In questi giorni riflettevo sulla triste sorte che tocca a questa città destinata probabilmente ad implodere quanto prima.
Riflettevo su quanta gente sento ogni giorno lamentarsi della politica crotonese, della politica in generale.
Lamentele su lamentele, su lamentele.
Poi ti guardi intorno, ti giri e ti accorgi di quanto gattopardesca sia la situazione crotonese: cambiare tutto per non cambiare niente.
Infatti, basta guardare con occhio nemmeno tanto attento e ci si rende conto che da 30 anni, ai posti che contano, ci sono sempre le stesse persone.
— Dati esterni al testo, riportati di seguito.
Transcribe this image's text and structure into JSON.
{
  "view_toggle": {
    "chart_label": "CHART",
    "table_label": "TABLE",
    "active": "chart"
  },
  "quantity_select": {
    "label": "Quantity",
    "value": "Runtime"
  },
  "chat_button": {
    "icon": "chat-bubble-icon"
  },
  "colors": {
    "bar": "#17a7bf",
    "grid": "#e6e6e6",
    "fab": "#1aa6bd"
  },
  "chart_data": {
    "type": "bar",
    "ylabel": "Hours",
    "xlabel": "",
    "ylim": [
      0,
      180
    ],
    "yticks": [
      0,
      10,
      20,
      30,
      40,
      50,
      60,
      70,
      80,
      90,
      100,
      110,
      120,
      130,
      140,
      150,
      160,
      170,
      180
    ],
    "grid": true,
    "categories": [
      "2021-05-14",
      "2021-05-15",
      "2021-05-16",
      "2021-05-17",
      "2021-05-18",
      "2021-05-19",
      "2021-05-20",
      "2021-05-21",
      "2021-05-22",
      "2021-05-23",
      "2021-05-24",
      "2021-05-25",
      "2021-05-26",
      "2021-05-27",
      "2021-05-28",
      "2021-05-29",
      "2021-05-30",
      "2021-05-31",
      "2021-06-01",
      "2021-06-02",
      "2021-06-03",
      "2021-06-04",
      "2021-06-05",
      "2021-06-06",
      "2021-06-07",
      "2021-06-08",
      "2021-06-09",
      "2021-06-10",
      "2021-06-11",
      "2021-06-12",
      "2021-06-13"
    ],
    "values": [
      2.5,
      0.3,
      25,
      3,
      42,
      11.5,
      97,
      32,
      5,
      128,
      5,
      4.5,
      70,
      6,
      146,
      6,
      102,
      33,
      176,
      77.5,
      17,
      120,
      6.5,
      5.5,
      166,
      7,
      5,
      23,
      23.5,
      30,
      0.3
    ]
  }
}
E se non ci sono loro ci sono i figli, le mogli o qualche parente diretto o acquisito.
Da 30 anni sempre nelle stesse mani, nelle mani di gente che non ha fatto nessun colpo di Stato, è stata votata (in alcuni casi), oppure sistemata in postazioni strategiche.
E allora mi viene da chiedermi e da chiedere: di cosa dobbiamo lamentarci?
Se Crotone è ridotta in queste condizioni, con chi vogliamo prendercela se non con noi stessi?
Se in 30 anni non siamo stati capaci di cambiare le classi dirigenti di questa città, cosa ci si aspettava di diverso?
Guardatevi intorno e noterete che da 30 anni ci sono gli stessi cognomi, a volte gli stessi volti. Quegli stessi cognomi che hanno depredato culturalmente (e non solo) questo territorio. E allora? Lamentarsi non basta, non più. Chi ha ancora voglia e pensa di poter salvare Crotone per restituirla alla sua gloriosa storia, o solo per regalare una possibilità ai tanti giovani, ha il dovere di sporcarsi le mani e di mandare a casa una volta per sempre quei cognomi, quei volti e quelle facce di bronzo che si riciclano ad ogni elezione e che ad ogni minimo cambio di vento, ne seguono la direzione: perché l’importante è regalare pagnotte e vrasciole alla famiglia e agli amici. Basta alibi, basta è colpa di altri, no è colpa nostra.